GENEVA (AP) — The U.N. human rights chief said Tuesday that her office and China’s government have reached an agreement for her to visit in May the western region of Xinjiang, where human rights groups and Western governments have alleged that genocide and other crimes are being carried out against the predominantly Muslim minority group known as Uyghurs.
Michelle Bachelet, the U.N. High Commissioner for Human Rights, told the Human Rights Council by video message that she was pleased to announce the visit and that concrete preparations have begun.
She said the Chinese government has also accepted the visit of an advance team from her office next month “to prepare my stay in China, including on-site visits to Xinjiang and other places.”
Bachelet has talked about hoping to visit Xinjiang nearly since she took office in 2018. Her office has also been compiling a long-awaited -– and much-delayed -– report into alleged human rights abuses in the region.

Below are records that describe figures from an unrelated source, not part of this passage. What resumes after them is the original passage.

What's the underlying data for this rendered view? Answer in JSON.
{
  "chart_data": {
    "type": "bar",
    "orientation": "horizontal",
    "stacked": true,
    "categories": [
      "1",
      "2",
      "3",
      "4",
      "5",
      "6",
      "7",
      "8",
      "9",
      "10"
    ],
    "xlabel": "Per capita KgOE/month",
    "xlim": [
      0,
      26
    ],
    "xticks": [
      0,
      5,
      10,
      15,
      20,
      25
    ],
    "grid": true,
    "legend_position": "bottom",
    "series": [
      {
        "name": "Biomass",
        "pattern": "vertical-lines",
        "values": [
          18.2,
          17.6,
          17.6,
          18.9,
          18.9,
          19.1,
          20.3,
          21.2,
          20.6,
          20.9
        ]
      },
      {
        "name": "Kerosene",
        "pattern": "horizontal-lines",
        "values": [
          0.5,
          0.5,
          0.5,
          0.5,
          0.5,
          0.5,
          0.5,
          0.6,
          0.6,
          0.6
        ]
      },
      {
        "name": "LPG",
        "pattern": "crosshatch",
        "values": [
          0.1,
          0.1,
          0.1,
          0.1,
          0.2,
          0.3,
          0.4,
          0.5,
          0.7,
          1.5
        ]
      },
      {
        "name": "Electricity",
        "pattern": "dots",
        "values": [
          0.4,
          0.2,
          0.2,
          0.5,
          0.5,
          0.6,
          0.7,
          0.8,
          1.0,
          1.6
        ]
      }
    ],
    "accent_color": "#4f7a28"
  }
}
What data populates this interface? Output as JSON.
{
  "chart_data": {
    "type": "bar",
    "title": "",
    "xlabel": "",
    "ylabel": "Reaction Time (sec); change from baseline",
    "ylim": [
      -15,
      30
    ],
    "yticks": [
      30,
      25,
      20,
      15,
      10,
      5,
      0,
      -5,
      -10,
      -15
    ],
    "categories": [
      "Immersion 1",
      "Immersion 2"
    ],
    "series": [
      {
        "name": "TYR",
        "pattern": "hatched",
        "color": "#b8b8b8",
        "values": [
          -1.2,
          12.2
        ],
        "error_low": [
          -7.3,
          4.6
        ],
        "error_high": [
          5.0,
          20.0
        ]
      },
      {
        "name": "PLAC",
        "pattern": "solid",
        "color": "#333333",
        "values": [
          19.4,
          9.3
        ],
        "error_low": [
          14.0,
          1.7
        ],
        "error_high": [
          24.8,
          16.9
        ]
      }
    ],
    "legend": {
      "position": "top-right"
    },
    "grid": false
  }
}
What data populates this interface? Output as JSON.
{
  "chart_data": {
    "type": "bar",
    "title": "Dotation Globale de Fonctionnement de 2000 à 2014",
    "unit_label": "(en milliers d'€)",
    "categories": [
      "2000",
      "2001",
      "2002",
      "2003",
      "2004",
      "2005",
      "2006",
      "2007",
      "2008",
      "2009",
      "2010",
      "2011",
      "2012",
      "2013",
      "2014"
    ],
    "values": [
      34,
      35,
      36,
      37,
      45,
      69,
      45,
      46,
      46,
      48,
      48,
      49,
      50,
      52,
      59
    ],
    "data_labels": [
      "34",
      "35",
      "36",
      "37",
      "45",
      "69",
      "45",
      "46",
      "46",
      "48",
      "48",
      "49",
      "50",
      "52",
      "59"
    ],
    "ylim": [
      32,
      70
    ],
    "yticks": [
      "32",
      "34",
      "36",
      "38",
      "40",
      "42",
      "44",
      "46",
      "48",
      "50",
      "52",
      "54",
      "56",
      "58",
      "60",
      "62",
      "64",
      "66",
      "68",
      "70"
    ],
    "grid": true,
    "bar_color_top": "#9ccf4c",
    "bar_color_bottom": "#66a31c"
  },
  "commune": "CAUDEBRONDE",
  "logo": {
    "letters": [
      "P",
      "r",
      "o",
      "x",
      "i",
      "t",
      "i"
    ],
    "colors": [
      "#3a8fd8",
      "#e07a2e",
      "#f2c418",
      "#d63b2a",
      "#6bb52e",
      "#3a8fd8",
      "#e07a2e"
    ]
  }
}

Separately, Human Rights Watch said a total of 195 human rights groups in an open letter released Tuesday are calling on Bachelet to “urgently” release the report on “Chinese government rights violations targeting Uyghurs and other Turkic communities.”
Diplomats in Geneva have said the report has been ready — or very close to it — for months. Speaking to the rights council on Thursday, German Foreign Minister Annalena Baerbock called on Bachelet's office to release the report.
Human rights groups and others have focused much of their criticism on what they call detention centers set up by the Chinese government for Uyghurs and others in the region.
Beijing says the sites are vocational training centers aimed at helping improve economic fortunes and counteract bouts of extremist violence in Xinjiang.
“Human rights groups have become increasingly concerned that the U.N. human rights office has still not published its long-awaited report on Xinjiang, even as the atrocity crimes pile up,” said Kenneth Roth, executive director of Human Rights Watch.